Having been reading Thomas Bender’s “Introduction” to the edited volume of Rethinking American History in a Global Age, I’d like to deepen our previous conversations on the methodology of transnational history, as well as the rationale behind it.
We’ve often talked about the tension that exists between transnational and national history, but also noted that transnational history needs the nation. Bender provides an insight as to why practitioners of transnational history may like to challenge a nationalist historiography – that is because nations, by default, celebrates commonality. It “affirms a common history for a shared future,” and “represents a particular narrative of social connection that celebrates a sense of having something in common.” (my emphasis) Breaking this down further, we see that nationalist historiography privileges certain narratives over others, which are equally valid and enlightening in their own ways, but left in the dark because they don’t share the effect of fostering a sense of nationhood.
It is here that historians cast their gaze back on themselves. What is the role that professional discipline of history has played since Leopold von Ranke in the formation of nations? Prasenjit Duara puts it straight, “modern historiography collaborated in enabling the nation-state to define the framework of its self-understanding.” Such writing of history searches for origins – places, events and people where the idea of a nation first germinated, or initial signs emerged. What is implied here is its purpose to construct a narrative that explains a “shared history”, to provide a timeline of the most important battles, powerful states, patriotic fighters that helped to realise the nation that many take for granted today. Crucially, such a this method is teleological and linear. Promoting the transnationalist agenda, Bender argues that historians should “describe a past that can more effectively engage the present,” pointing to a need to “displace focus on origins and allow a greater spatialisation of historical narrative.”
Bender suggests that since Ranke, the writing of history has developed in a way that “the nation became the unit of politics and history,” historians were “committed to evolutionary theories,” and the most crucial is that “peoples not organised in nations” are treated as historical nonentities. To use an example of my own, the Japanese empire portrayed Taiwanese inhabitants in the early days of colonisation as “barbaric”, “uncivilised”, and above all, “backwards” to justify their subjugation, deliberately imposing a temporal difference on a contemporaneous space. This way, history becomes concerned solely with “peoples organised into nations,” the rest falls under the domain of study for anthropologists. Bender proposes that the “dissolution of that division between history and ethnology” (my emphasis) is the reframing of history brought about by the transnational perspective.

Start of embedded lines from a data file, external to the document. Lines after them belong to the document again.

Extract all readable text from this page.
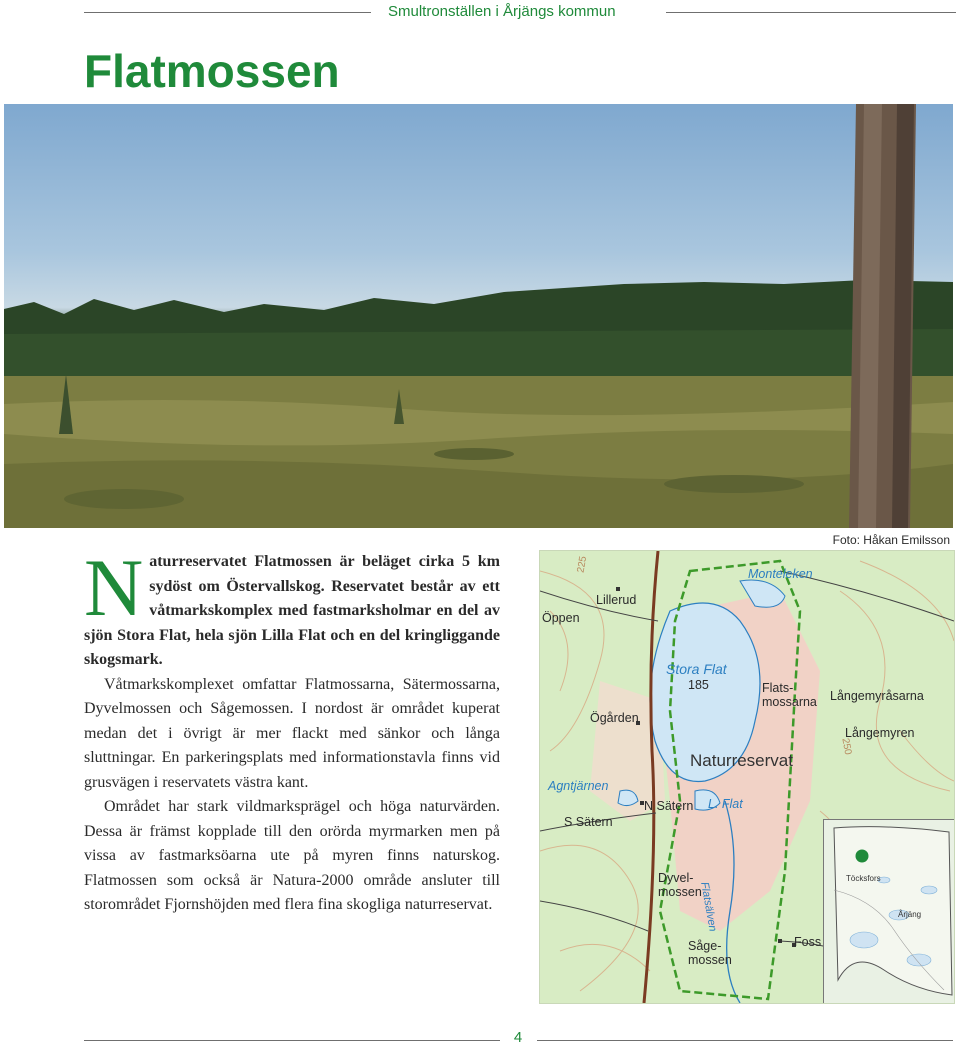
Smultronställen i Årjängs kommun
Flatmossen
Foto: Håkan Emilsson

Naturreservatet Flatmossen är beläget cirka 5 km sydöst om Östervallskog. Reservatet består av ett våtmarkskomplex med fastmarksholmar en del av sjön Stora Flat, hela sjön Lilla Flat och en del kringliggande skogsmark.

Våtmarkskomplexet omfattar Flatmossarna, Sätermossarna, Dyvelmossen och Sågemossen. I nordost är området kuperat medan det i övrigt är mer flackt med sänkor och långa sluttningar. En parkeringsplats med informationstavla finns vid grusvägen i reservatets västra kant.

Området har stark vildmarksprägel och höga naturvärden. Dessa är främst kopplade till den orörda myrmarken men på vissa av fastmarksöarna ute på myren finns naturskog. Flatmossen som också är Natura-2000 område ansluter till storområdet Fjornshöjden med flera fina skogliga naturreservat.

Lillerud
Öppen
Monteleken
Stora Flat
185	Flats-
mossarna Långemyråsarna
Långemyren
Ögården
Naturreservat
Agntjärnen
N Sätern L. Flat
S Sätern
Dyvel-
mossen
Flatsälven
Såge-
mossen
Foss
225
250
Töcksfors
Årjäng
4
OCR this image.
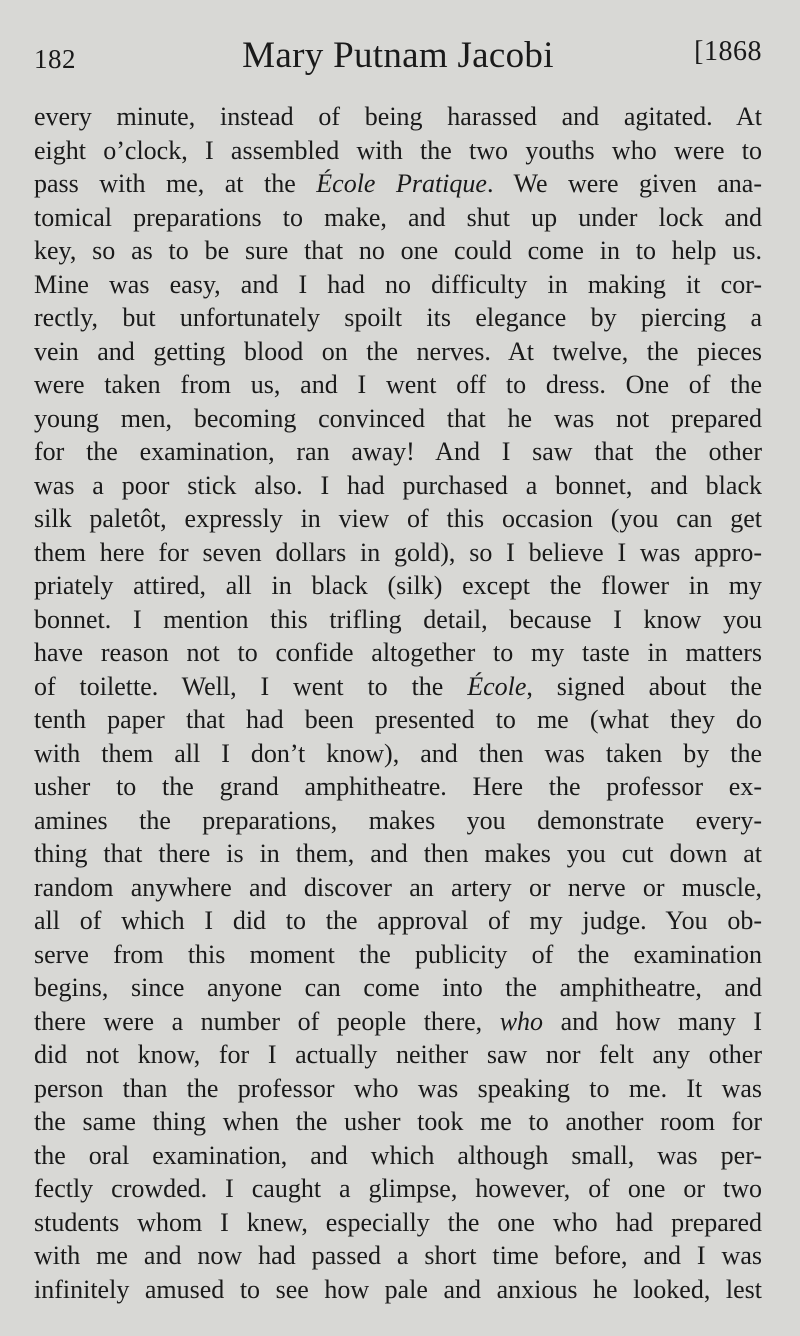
182	Mary Putnam Jacobi	[1868
every minute, instead of being harassed and agitated. At
eight o’clock, I assembled with the two youths who were to
pass with me, at the École Pratique. We were given ana-
tomical preparations to make, and shut up under lock and
key, so as to be sure that no one could come in to help us.
Mine was easy, and I had no difficulty in making it cor-
rectly, but unfortunately spoilt its elegance by piercing a
vein and getting blood on the nerves. At twelve, the pieces
were taken from us, and I went off to dress. One of the
young men, becoming convinced that he was not prepared
for the examination, ran away! And I saw that the other
was a poor stick also. I had purchased a bonnet, and black
silk paletôt, expressly in view of this occasion (you can get
them here for seven dollars in gold), so I believe I was appro-
priately attired, all in black (silk) except the flower in my
bonnet. I mention this trifling detail, because I know you
have reason not to confide altogether to my taste in matters
of toilette. Well, I went to the École, signed about the
tenth paper that had been presented to me (what they do
with them all I don’t know), and then was taken by the
usher to the grand amphitheatre. Here the professor ex-
amines the preparations, makes you demonstrate every-
thing that there is in them, and then makes you cut down at
random anywhere and discover an artery or nerve or muscle,
all of which I did to the approval of my judge. You ob-
serve from this moment the publicity of the examination
begins, since anyone can come into the amphitheatre, and
there were a number of people there, who and how many I
did not know, for I actually neither saw nor felt any other
person than the professor who was speaking to me. It was
the same thing when the usher took me to another room for
the oral examination, and which although small, was per-
fectly crowded. I caught a glimpse, however, of one or two
students whom I knew, especially the one who had prepared
with me and now had passed a short time before, and I was
infinitely amused to see how pale and anxious he looked, lest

The main point here seems to be that transnational history breaks the mould that has so far restricted “meaningful history” to one that explains the nationalist agenda. It “reveals the plenitude of stories, timescales [and] geographies” by breaking history down to its basic constituent parts – time, space, structure, transformation, relations. It serves to “liberate” history so that historians can construct narratives that demonstrate other forms of social unity apart from that of a “nation”, but also doesn’t exclude it. In sum, time is not singular but historicised, and the writing of history is that much richer by it.
Really thought-provoking remarks! I was just wondering about the following: ‘It [the transnational approach] serves to “liberate” history so that historians can construct narratives that demonstrate other forms of social unity apart from that of a “nation”’. Does this approach necessarily move beyond the nation(-state)? And does it help shed light on more fluid configurations of social relations, eg networks, that cannot really be described as forms of social unity?
Thank you for the comment! What I didn’t include in the posting above is Bender’s reminder that we should avoid imprisoning ourselves in another conceptual box, but it is better to ‘imagine a spectrum of social scales, both larger and smaller than the nation and not excluding the nation’. Nation as a form of social unity (and a very significant one too) is still to be referenced, challenged and deployed in transnational analyses. As for the other question, I definitely think it allows for more fluid configurations, in a way expanding the possible meanings of ‘social unity’ so that it’s not constrained by national boundaries, which we recognise as arbitrary anyways. It basically shows that the nation, the most familiar form of unity, is in turn shaped by other less obvious unities, because transnational links can undermine but also strengthen national boundaries. By showing that the nation is in some ways dependent on, or interact meaningfully with transnational links, we liberate history from the supremacy of nationalist frameworks, so historians can work with more sources.